Kürt sorunun çözülmesi için başlatılan sürece ilişkin de konuşan Arıkan, “Elbette biz akan kanı durduracak, şiddete son verecek, siyasetin alanını genişletecek, hak ve özgürlükler üzerindeki kısıtlamaların kalkmasına vesile olacak; dilin, kimliğin, kültürün, inancın ve düşüncenin kendisini ifade etmesine en uygun zemini hazırlayacak; barış, huzur ve kardeşlik iklimini tesis edecek, tüm bunları hukuk ile şekillendirecek her samimi adımı destekliyoruz” dedi ve ekledi:
×Ancak kayyım uygulamalarını devam ettirerek, sosyal medya paylaşımlarından dolayı insanları gözaltılarla, tutuklamalarla sindirerek, KHK’lilerin, askeri okul öğrencilerinin adalet arayışına kulak tıkayarak, Barış Akademisyenlerini üniversite kürsülerinden uzak tutarak, asgari ücretliye ve emekliye sadaka ayarında maaş vererek, ev gençlerinin sayısını artırarak; kadınların, çocukların, yaşlıların ve engellilerin varlıklarını yok sayarak, esnaf ve çiftçinin sorunlarını görmezden gelerek; polisi, mesai mefhumunu gözetmeyerek bu ülkede hiçbir mesele çözülemez.
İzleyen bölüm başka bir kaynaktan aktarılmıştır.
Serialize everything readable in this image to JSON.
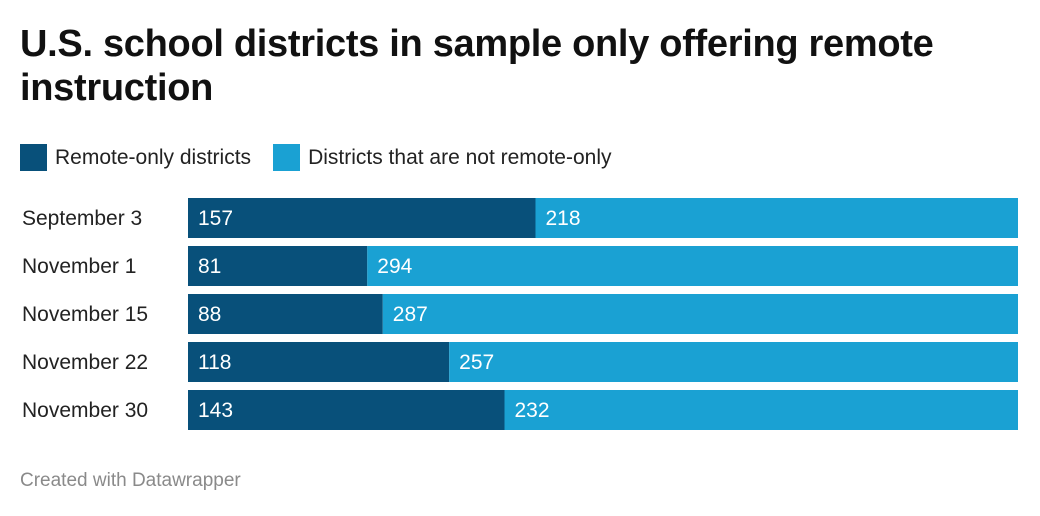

“DAYANIŞMA VE KARDEŞLİK SADECE SİLAHLARIN SUSMASIYLA DEĞİL…”
“Milli Dayanışma, Kardeşlik ve Demokrasi Komisyonu’nun çalışmalarını sadece örgütün silah bırakmasına indirgeyip, bu ülkede farklı kesimlerin hak ve adalet arayışını yok sayarak hiçbir mesele çözülemez” vurgusunda bulunan Arıkan konuşmasını şöyle sürdürdü:
“Türk, Kürt, Arap, Farisi ve bölgenin tüm halkları, hak ve adalet zemininde bir araya gelip, güçlü bir barışı inşa etme imkanı varken, ABD ve İsrail ile iş tutarak Filistin’de ve Suriye’de Beyaz Saray’ın direktifleri doğrultusunda adımlar atarak hiçbir mesele çözülemez. Dayanışma ve kardeşlik sadece silahların susmasıyla değil, bu coğrafyanın her bir insanının ekonomik, kültürel, sosyal ve siyasal açıdan kendini tam anlamıyla iyi hissetmesiyle gerçekleşir.”